Similarly, should the key players demonstrate the political will to seek a sustainable solution to the security problems on the Korean Peninsula, Russian–US cooperation in a multilateral framework could play an important role in developing and implementing proposals. The opportunities are clear. For example, more than 67 years since the shooting stopped, the Korean War still remains officially unresolved. The Armistice Agreement of 1953 has yet to be replaced by a proper peace treaty or a more comprehensive accord.
In these circumstances, the Moscow-based Center for Energy and Security Studies (CENESS) and the International Institute for Strategic Studies (IISS) agreed in 2017 to conduct a joint assessment of North Korea’s progress in developing nuclear and missile capabilities. They also undertook to develop proposals on possible international steps to facilitate the denuclearisation of the Korean Peninsula and create lasting peace and security mechanisms.

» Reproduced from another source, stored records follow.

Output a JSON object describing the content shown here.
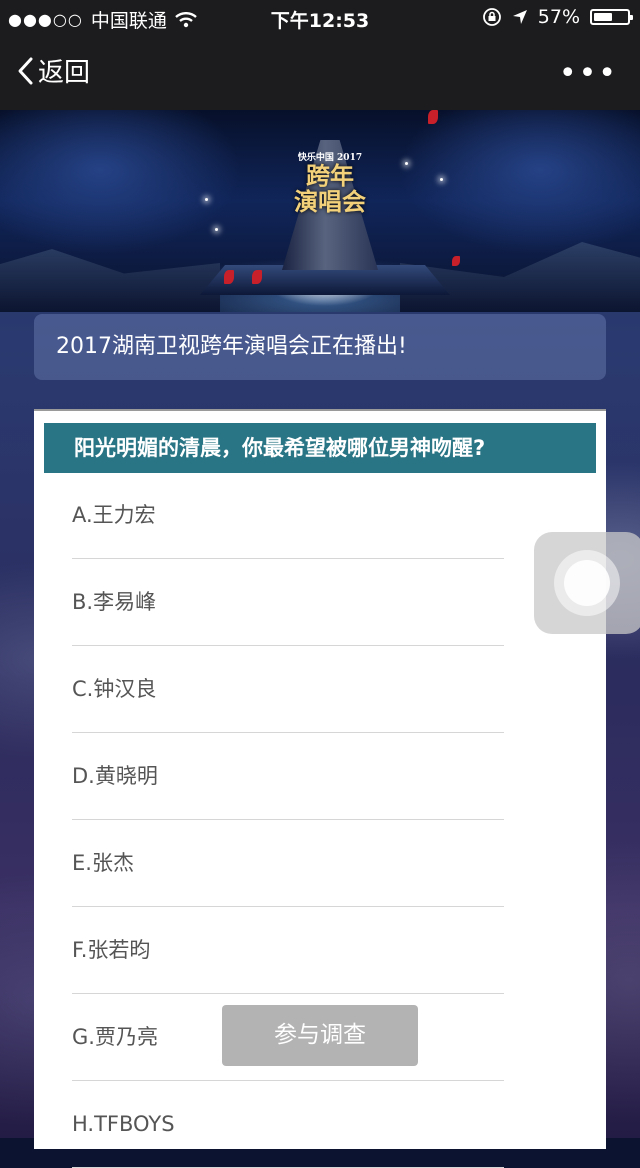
{
  "status_bar": {
    "signal": "●●●○○",
    "carrier": "中国联通",
    "time": "下午12:53",
    "battery_percent": "57%",
    "battery_level": 0.57
  },
  "nav": {
    "back_label": "返回",
    "more_label": "•••"
  },
  "banner": {
    "logo_line1": "快乐中国 2017",
    "logo_line2": "跨年",
    "logo_line3": "演唱会"
  },
  "notice": {
    "text": "2017湖南卫视跨年演唱会正在播出!"
  },
  "survey": {
    "question": "阳光明媚的清晨，你最希望被哪位男神吻醒?",
    "options": [
      "A.王力宏",
      "B.李易峰",
      "C.钟汉良",
      "D.黄晓明",
      "E.张杰",
      "F.张若昀",
      "G.贾乃亮",
      "H.TFBOYS"
    ],
    "submit_label": "参与调查"
  },
  "colors": {
    "question_bg": "#2a7585",
    "submit_bg": "#b3b3b3",
    "bar_bg": "#1c1c1e"
  }
}
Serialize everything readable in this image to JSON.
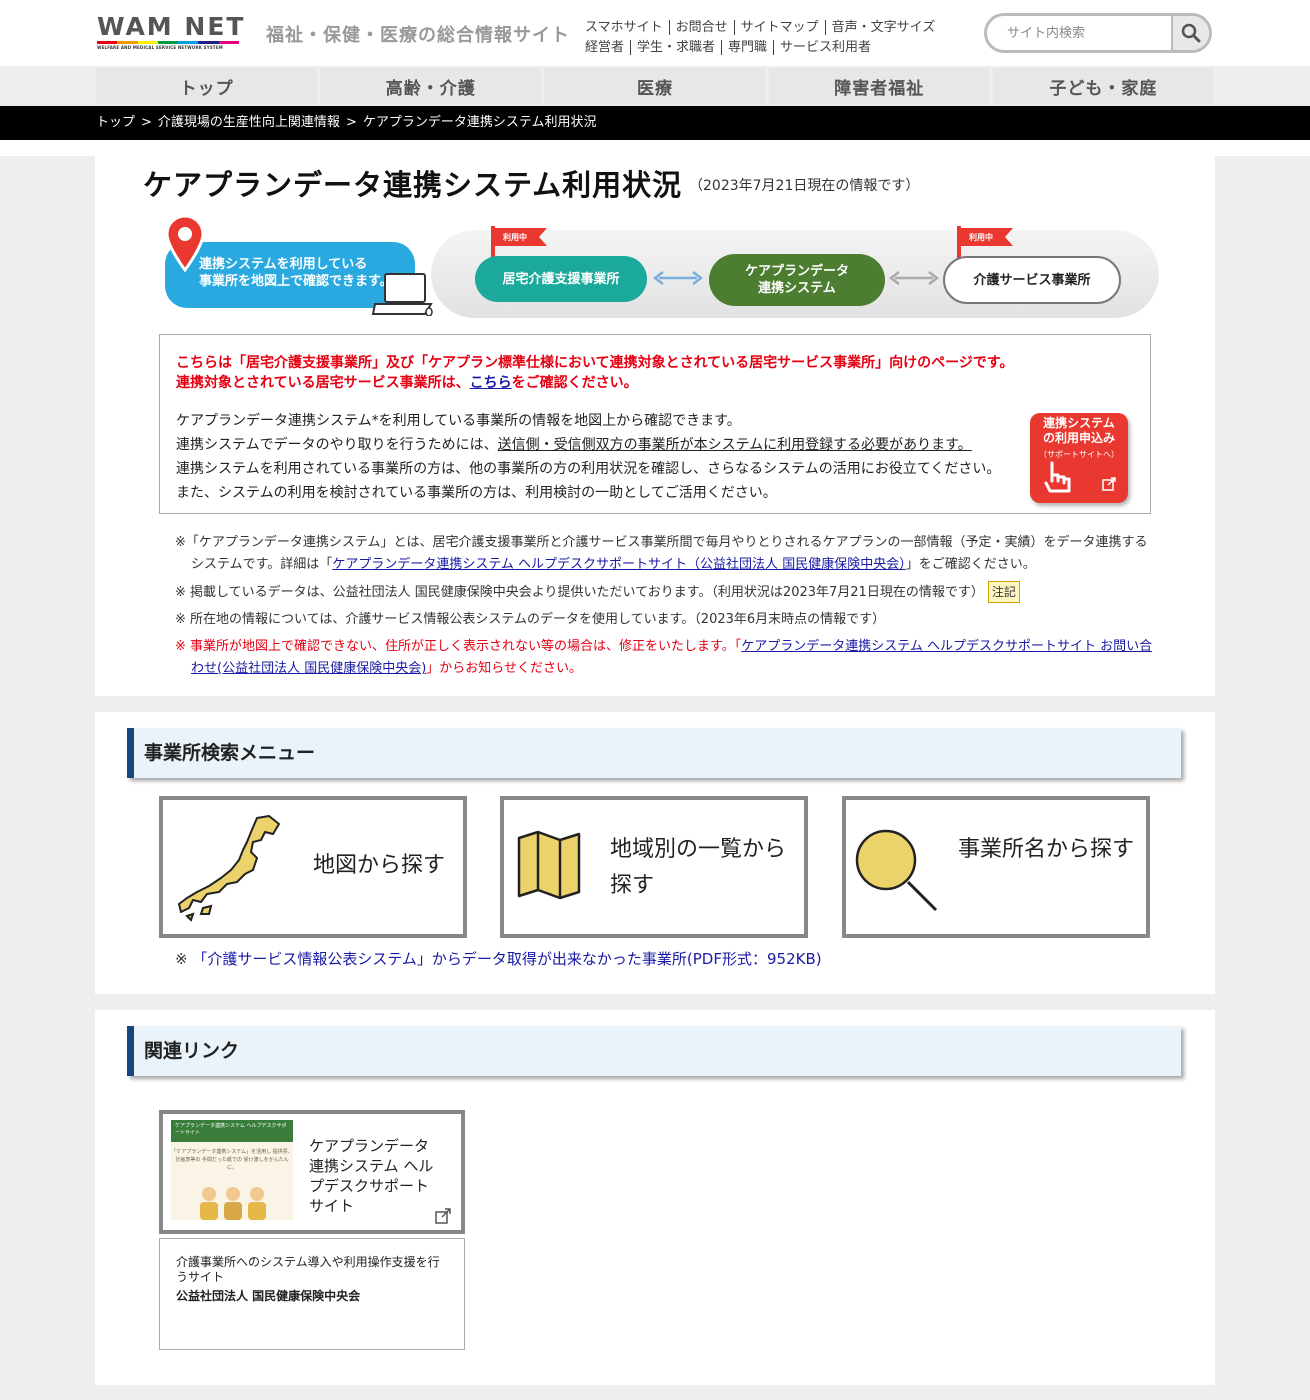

The two parties began their work in January 2018 and completed it in about 33 months. They received valuable assistance from a Russian working group led by CENESS and a US working group led by the IISS. The two working groups included former military officials, diplomats, nuclear specialists and scholars specialising in Korean studies. The two groups worked independently, then compared and consolidated their drafts. The results are summarised in this joint report prepared by the project co-chairs. All the contributing experts, listed in annexes one and two, participated in a personal capacity. The report does not necessarily reflect the views of all the experts involved in the study, or of the organisations they represent.
CENESS and IISS hope that the report will serve as a catalyst for further discussions between researchers and officials on possible measures to reduce tensions and nuclear-related risks and build confidence in the region. We also hope that the report will help to facilitate discussions on how to promote pragmatic and effective Russian–US cooperation, an aim which has also been emphasised by the leadership of the two countries.